Strutture dedicate alla nautica da diporto
Art. 49-nonies.
Disciplina del transito delle unita' da diporto
1. I concessionari delle strutture dedicate alla nautica da diporto
di cui all'articolo 2, comma 1, lettere a) e b), del decreto del
Presidente della Repubblica 2 dicembre 1997, n. 509, devono
permanentemente riservare alle unita' da diporto, a vela o a motore,
tratti di banchina per gli accosti in transito o che approdano per
rifugio, commisurate alle dimensioni delle unita' da ormeggiare in
termini di dimensioni, pescaggio, agitazione residua all'ormeggio e
apprestamenti impiantistici con prestazioni simili agli altri ormeggi
della concessione. I tratti di banchina sono riservati per la durata
massima di 72 ore, rinnovabili per un ulteriore periodo di pari
durata nei casi di avaria all'unita', salvo che la permanenza oltre
tali termini non sia giustificata da ragioni di sicurezza della
navigazione. L'ormeggio per le unita' da diporto in transito o che
approdano per rifugio e' gratuito per un tempo non inferiore alle 4
ore giornaliere individuato dal concessionario nella fascia oraria
dalle ore 9.00 alle ore 19.00 e per non piu' di tre ormeggi nell'arco
di ciascun mese. Le tariffe e gli orari relativi all'utilizzazione
gratuita degli accosti in transito o per rifugio sono resi pubblici
dal gestore dei porti e degli approdi turistici.
2. Nel periodo dal 15 giugno al 15 settembre di ciascun anno il
numero degli accosti riservato al transito e' determinato nell'otto
per cento dei posti barca disponibili. Negli altri periodi dell'anno
il numero dei posti barca e' stabilito come segue:
a) fino a 50 posti barca: due;
b) fino a 100 posti barca: tre;
c) fino a 150 posti barca: cinque;
d) fino a 250 posti barca: dieci;
e) da 251 a 500 posti barca: quindici;
f) da 501 a 750 posti barca: venti;
g) oltre 750 posti barca: venticinque.
3. Nel periodo dal 15 giugno al 15 settembre di ciascun anno il
numero degli accosti riservato al transito destinato alle unita' da
diporto, a vela o a motore, condotte da persone con disabilita' o con
persone con disabilita' a bordo e' determinato nell'uno per cento dei
posti barca disponibili. Negli altri periodi dell'anno il numero dei
posti barca e' stabilito come segue:
a) fino a 80 posti barca: uno;
b) fino a 150 posti barca: due;
c) fino a 300 posti barca: tre;
d) da 300 a 400 posti barca: quattro;
e) da 400 a 700 posti barca: sei;
f) oltre 700 posti barca: otto.
4. Per la finalita' di cui al comma 3 e' scelta di preferenza una
area che risulta di comodo accesso e collocata alla minore distanza
possibile dai punti di erogazione di acqua e di energia elettrica. Il
posto di ormeggio deve essere riconoscibile mediante la sua
delimitazione con strisce gialle dipinte e mediante il simbolo
identificativo della destinazione dell'area e deve prevedere una
banchina d'accesso con altezza massima di cinquanta centimetri
rispetto al livello dell'acqua. In alternativa e' possibile
l'utilizzo di un idoneo sistema di pontili galleggianti, collegati a
terra, che consentano comodo accesso e uso.

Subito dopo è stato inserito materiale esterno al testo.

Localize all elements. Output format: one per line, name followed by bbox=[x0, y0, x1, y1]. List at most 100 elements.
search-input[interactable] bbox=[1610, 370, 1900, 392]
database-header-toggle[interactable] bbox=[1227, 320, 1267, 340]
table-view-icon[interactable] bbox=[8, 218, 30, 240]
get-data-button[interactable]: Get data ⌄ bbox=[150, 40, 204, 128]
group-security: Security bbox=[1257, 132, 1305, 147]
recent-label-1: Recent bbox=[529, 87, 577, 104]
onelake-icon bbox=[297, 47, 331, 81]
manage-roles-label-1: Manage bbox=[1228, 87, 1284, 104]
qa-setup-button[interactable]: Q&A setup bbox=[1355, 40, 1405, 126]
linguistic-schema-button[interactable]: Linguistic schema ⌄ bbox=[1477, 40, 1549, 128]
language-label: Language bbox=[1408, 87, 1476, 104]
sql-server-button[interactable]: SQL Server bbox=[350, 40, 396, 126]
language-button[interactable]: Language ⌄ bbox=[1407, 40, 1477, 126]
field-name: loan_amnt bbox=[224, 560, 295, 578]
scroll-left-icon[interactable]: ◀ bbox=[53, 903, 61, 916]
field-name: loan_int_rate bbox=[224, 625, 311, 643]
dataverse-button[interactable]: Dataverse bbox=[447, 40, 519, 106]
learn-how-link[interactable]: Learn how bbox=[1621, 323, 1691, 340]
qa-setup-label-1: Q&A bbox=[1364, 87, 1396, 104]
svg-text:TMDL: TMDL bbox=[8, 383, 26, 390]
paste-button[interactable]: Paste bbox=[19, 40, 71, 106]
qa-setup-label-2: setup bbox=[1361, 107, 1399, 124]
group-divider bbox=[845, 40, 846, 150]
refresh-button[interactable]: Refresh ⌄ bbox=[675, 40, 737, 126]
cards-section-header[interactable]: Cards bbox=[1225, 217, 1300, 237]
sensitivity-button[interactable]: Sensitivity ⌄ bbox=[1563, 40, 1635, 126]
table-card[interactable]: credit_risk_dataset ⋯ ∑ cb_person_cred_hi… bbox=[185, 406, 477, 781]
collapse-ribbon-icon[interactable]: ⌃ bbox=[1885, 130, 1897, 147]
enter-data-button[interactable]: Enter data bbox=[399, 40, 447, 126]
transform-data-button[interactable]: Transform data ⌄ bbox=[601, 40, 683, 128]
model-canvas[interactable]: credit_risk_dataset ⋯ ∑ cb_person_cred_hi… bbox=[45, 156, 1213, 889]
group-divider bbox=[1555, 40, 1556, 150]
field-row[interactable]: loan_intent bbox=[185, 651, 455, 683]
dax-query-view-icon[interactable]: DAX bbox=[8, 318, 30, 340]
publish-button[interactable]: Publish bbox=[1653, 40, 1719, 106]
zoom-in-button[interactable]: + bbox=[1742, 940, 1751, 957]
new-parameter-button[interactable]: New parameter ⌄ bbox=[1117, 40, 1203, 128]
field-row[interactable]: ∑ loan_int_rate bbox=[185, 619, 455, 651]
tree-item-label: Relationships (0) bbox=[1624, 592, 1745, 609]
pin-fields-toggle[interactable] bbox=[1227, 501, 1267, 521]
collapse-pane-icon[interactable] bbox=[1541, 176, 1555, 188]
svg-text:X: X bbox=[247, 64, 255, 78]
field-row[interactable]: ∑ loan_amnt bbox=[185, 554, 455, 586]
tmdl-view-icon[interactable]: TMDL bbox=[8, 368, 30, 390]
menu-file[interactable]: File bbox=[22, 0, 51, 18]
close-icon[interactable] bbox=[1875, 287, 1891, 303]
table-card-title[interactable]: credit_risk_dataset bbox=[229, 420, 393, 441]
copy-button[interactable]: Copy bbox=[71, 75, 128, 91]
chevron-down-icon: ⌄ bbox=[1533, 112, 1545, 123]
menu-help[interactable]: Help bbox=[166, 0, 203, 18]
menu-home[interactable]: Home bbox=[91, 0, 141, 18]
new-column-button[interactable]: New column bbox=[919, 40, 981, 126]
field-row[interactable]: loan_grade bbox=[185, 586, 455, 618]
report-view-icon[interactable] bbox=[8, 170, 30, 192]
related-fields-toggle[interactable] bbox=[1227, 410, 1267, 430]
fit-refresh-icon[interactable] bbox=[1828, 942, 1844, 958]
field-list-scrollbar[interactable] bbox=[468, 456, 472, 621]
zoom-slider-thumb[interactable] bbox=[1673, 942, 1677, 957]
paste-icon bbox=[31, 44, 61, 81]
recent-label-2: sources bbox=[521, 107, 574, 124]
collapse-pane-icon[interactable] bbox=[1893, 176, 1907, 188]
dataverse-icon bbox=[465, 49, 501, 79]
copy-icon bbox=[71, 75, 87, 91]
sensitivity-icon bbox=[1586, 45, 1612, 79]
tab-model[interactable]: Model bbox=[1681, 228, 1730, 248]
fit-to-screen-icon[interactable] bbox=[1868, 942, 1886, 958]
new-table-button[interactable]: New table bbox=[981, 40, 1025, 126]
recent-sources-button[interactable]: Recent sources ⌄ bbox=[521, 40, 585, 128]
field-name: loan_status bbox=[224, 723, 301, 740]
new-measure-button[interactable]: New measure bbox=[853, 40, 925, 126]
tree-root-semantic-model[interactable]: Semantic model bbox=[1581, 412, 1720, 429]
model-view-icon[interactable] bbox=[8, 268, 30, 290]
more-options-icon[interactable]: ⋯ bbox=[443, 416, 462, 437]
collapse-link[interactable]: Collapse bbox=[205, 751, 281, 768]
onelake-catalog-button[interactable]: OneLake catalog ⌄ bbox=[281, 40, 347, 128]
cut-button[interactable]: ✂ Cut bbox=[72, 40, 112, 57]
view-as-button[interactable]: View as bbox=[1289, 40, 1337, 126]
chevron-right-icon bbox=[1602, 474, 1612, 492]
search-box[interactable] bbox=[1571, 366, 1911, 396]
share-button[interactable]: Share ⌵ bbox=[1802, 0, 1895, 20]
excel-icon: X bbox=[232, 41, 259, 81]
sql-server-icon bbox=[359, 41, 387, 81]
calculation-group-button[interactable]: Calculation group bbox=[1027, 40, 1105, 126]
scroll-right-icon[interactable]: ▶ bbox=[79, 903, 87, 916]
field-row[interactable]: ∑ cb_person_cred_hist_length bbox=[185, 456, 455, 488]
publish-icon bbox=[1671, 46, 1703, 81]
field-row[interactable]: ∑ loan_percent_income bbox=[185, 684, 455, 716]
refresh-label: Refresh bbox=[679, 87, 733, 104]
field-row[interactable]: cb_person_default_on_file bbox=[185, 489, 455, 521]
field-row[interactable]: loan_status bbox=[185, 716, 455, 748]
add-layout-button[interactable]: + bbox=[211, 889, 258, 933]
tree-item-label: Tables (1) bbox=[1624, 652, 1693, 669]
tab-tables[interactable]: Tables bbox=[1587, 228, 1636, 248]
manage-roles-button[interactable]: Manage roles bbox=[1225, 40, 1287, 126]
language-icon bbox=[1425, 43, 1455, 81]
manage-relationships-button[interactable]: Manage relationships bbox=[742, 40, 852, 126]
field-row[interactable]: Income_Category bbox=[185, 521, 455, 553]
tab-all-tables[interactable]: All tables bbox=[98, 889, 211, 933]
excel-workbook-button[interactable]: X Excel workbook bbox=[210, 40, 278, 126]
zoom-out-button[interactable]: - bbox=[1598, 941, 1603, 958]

5. La persona con disabilita' che conduce l'unita' da diporto o la
persona che conduce una unita' da diporto con disabile a bordo, a
pena di decadenza dal diritto di ormeggio nell'attracco di cui al
comma 3, deve comunicare al concessionario che gestisce l'ormeggio,
via radio o via telefono, la data e l'orario del proprio arrivo, con
almeno 24 ore di anticipo. In caso di beni del demanio marittimo non
in concessione la citata comunicazione e' fatta all'autorita'
marittima competente.
6. Il posto di attracco riservato alle persone con disabilita',
quando non impegnato a tale fine, puo' essere occupato da altra
unita', con l'esplicita avvertenza che in caso di arrivo di unita'
condotta da persona con disabilita' o con persona con disabilita' a
bordo, che abbia fatto richiesta del suo utilizzo secondo quanto
previsto al comma 5, dovra' essere immediatamente liberato.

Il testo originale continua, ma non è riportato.